SGK Uzmanı Özgür Erdursun’un Dünya gazetesindeki yazısına göre EYT düzenlemesi ile emeklilik sistemi yeni bir döneme girdi. Yaş şartı kaldırılarak sigortalılık süresi ve prim gün sayısını tamamlayanların emeklilik başvurusu yapabilmelerine imkân tanındı. Aradan geçen iki buçuk yıl içerisinde bu düzenlemenin etkileri sayısal olarak ortaya çıktı.
DEĞİŞEN NE OLACAK?
31 Aralık 2025’ten önce ya da 1 Ocak 2026’dan sonra emekli olacaklar arasındaki farkın şöyle olması öngörülüyor:
-Emekli aylıkları; enflasyon oranı, büyüme verileri ve kazanç güncelleme katsayısına göre hesaplanmaktadır. Bu katsayı yılına göre farklılaşabilmekte ve bağlanacak emekli aylığının seviyesini etkileyebilmektedir. Bu nedenle, 2025 veya 2026 yılında emeklilik başvurusunda bulunmanın başlangıç aylığı üzerinde farklı sonuçlar doğurması mümkün.
-Kıdem tazminatı tavanı, brüt asgari ücrete bağlı olarak belirlenmektedir. 2026 yılında asgari ücrette yapılacak artış, kıdem tazminatı tutarını yükseltebilir. Emeklilik kararında yalnızca aylık değil, kıdem tazminatı unsuru da dikkate alınmalıdır.

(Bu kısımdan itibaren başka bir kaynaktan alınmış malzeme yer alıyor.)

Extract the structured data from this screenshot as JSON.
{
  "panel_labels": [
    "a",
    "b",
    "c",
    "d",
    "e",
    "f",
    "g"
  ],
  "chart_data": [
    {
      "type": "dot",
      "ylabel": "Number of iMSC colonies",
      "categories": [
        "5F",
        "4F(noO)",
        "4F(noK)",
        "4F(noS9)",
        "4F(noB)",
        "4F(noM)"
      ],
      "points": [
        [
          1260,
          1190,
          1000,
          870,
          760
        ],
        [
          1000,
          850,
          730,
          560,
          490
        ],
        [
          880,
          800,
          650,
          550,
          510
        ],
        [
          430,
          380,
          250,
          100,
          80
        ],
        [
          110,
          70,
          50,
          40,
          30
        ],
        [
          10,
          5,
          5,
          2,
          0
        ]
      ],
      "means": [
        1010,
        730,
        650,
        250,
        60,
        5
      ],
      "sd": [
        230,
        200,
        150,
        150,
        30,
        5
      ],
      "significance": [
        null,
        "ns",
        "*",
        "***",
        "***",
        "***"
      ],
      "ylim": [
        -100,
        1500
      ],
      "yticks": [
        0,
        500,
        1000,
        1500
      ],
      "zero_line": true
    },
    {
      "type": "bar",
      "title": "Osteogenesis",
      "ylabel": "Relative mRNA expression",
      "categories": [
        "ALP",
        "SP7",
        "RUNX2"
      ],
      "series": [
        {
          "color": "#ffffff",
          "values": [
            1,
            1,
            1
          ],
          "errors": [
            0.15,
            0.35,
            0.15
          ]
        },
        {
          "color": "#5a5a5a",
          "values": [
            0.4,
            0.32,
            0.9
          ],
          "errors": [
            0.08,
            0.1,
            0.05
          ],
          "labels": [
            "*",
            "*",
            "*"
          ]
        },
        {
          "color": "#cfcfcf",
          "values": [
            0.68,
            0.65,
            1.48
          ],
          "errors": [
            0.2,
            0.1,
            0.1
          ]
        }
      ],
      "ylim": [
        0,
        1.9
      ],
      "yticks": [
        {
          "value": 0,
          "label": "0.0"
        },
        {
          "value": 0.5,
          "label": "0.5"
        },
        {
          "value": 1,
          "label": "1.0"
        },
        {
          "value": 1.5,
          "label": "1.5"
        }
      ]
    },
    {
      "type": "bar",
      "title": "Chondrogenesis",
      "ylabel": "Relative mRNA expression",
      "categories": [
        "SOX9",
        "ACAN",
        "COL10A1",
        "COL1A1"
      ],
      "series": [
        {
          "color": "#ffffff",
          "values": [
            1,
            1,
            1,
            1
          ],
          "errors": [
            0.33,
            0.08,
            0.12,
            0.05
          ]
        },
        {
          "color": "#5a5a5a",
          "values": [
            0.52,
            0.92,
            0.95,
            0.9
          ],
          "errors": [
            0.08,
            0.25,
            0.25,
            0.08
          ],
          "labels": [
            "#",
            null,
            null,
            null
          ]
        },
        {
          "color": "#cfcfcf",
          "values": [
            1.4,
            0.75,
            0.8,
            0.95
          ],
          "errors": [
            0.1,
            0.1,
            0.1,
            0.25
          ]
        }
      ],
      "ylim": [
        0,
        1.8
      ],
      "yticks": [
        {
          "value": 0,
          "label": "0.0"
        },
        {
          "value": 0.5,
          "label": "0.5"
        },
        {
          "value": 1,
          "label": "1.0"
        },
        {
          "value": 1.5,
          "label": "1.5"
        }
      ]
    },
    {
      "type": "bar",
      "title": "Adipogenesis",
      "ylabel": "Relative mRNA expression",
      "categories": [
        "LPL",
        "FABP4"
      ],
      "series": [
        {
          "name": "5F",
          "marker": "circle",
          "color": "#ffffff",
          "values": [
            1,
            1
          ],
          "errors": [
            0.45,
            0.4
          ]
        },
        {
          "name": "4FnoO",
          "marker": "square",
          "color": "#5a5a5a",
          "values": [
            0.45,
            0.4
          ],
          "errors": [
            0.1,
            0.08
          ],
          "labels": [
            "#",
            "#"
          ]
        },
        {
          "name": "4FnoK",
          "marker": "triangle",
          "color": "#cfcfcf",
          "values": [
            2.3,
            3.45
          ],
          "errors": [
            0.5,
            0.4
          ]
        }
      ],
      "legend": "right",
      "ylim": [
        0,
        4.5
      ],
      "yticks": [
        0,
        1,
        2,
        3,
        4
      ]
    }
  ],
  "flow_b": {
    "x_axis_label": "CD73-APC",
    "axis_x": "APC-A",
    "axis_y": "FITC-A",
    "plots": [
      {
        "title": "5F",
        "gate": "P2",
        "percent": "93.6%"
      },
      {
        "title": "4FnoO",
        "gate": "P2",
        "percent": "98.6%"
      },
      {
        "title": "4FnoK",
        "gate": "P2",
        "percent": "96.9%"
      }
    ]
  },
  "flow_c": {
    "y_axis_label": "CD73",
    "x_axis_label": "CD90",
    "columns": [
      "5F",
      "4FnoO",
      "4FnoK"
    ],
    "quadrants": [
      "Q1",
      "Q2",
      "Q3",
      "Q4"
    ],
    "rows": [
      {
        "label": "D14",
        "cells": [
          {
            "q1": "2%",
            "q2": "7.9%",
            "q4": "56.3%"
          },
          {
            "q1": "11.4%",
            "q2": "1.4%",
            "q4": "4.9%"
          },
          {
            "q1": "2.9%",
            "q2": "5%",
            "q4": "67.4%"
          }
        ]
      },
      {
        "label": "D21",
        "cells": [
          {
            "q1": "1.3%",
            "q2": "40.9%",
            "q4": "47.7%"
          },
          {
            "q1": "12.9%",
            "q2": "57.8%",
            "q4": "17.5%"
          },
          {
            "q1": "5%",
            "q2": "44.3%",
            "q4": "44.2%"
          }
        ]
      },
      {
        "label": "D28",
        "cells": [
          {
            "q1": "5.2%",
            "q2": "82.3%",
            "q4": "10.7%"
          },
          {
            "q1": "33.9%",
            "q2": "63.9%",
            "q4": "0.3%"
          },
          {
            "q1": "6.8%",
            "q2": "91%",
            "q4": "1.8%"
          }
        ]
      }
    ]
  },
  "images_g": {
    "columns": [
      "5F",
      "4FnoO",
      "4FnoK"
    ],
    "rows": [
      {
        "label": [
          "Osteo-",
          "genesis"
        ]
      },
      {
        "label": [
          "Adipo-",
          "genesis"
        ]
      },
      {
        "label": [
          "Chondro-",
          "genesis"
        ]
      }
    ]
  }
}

-Diğer borçlanmaların oranı %32’den %45’e yükselecektir. (Doğum borçlanması hariç)
-Bu artış oransal olarak yaklaşık %40,6 seviyesindedir.

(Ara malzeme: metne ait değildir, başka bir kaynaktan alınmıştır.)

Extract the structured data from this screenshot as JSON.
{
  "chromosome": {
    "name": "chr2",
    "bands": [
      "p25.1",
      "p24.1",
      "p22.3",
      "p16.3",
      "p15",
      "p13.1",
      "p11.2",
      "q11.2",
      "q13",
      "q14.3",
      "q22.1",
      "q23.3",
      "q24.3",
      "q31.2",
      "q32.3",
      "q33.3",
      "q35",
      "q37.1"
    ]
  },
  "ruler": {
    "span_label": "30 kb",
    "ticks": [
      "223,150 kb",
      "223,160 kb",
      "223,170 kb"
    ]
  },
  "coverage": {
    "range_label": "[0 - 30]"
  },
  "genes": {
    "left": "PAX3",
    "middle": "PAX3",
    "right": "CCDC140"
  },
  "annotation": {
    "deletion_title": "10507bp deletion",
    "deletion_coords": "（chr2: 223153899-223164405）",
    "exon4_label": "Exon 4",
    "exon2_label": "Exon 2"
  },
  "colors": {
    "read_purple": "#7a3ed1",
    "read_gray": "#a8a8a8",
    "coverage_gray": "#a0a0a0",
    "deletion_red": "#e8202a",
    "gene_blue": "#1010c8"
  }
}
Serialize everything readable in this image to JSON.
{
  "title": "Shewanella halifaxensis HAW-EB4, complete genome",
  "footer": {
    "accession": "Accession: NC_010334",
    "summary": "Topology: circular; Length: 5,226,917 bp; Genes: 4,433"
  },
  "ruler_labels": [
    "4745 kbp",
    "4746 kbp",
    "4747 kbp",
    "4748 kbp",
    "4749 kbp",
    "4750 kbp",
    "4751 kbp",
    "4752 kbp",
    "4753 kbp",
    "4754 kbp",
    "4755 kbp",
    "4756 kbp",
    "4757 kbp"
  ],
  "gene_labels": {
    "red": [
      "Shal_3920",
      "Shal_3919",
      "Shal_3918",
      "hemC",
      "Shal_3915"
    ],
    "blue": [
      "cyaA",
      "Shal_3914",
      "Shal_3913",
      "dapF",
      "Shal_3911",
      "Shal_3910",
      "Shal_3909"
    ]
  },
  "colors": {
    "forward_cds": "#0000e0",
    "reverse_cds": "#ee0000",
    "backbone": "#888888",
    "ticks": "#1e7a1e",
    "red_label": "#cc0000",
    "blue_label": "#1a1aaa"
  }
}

-BAĞ-KUR ihya oranı %34,5’ten %45’e çıkarılacaktır.
-Bu artış oransal olarak yaklaşık %30,4 seviyesindedir.
Borçlanma tutarları brüt asgari ücret üzerinden hesaplandığı için, asgari ücrete yapılacak zam bu oranların mali etkisini daha da artıracaktır.

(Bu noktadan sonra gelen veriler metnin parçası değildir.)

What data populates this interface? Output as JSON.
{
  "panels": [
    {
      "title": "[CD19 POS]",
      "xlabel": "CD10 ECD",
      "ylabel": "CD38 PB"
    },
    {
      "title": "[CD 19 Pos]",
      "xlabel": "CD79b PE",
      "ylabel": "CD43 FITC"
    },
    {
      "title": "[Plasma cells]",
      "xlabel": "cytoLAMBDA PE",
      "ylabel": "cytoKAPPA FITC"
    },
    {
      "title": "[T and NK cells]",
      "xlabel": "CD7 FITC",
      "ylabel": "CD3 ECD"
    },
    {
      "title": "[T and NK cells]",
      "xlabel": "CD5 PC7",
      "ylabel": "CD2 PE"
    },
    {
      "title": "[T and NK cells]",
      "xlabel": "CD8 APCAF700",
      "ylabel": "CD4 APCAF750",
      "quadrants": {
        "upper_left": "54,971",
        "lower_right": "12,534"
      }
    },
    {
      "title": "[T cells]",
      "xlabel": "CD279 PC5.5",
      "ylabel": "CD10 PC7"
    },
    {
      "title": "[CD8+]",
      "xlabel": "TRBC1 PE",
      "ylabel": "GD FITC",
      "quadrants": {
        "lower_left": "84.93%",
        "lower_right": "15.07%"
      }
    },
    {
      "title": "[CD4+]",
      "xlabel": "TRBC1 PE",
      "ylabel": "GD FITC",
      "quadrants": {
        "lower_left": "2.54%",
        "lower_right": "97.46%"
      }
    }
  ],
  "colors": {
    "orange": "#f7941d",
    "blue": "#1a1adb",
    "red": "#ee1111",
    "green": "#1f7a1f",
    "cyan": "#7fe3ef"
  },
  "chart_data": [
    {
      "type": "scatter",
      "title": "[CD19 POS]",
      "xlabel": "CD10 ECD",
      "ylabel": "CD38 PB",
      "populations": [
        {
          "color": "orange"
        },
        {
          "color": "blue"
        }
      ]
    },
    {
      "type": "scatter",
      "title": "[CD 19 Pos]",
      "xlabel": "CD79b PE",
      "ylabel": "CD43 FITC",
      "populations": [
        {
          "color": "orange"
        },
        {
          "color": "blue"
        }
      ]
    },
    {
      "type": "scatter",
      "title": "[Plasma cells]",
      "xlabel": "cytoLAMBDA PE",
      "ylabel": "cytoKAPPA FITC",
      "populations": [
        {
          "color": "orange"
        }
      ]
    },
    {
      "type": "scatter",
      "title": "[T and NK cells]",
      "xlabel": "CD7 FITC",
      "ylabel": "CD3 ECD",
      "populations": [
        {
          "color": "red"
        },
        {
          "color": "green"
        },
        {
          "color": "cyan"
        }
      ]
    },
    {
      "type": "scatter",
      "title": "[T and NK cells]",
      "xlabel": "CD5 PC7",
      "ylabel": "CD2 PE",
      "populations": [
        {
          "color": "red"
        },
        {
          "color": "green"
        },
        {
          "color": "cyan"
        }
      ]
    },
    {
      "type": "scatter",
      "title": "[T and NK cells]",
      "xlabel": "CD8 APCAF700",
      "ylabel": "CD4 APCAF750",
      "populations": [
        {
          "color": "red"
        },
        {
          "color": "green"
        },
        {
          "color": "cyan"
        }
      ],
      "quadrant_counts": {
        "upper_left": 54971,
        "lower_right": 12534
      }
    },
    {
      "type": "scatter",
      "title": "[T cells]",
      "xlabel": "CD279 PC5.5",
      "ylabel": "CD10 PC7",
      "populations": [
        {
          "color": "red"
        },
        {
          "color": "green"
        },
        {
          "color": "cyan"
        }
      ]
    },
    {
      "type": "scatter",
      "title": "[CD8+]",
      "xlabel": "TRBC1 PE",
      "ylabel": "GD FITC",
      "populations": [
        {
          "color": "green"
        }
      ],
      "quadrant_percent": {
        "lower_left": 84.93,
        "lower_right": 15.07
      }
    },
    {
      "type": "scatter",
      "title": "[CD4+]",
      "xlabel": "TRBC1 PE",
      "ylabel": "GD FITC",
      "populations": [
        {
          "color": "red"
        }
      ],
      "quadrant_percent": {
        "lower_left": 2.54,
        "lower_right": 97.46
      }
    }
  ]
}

Asgari ücrete %20 zam senaryosunda:
-%32 – %45 borçlanma oranıyla birleştiğinde toplam artış etkisi yaklaşık %68
-%34,5 – %45 BAĞ-KUR ihya oranı ile birleştiğinde toplam artış etkisi yaklaşık %60
Asgari ücrete %30 zam senaryosunda:
-%32 – %45 birleştiğinde toplam artış etkisi yaklaşık %82
-%34,5- %45 birleştiğinde toplam artış etkisi yaklaşık %70
Bu veriler, borçlanma yapmayı düşünen sigortalıların maliyet hesaplarını farklı senaryolarla değerlendirmeleri gerektiğini göstermektedir.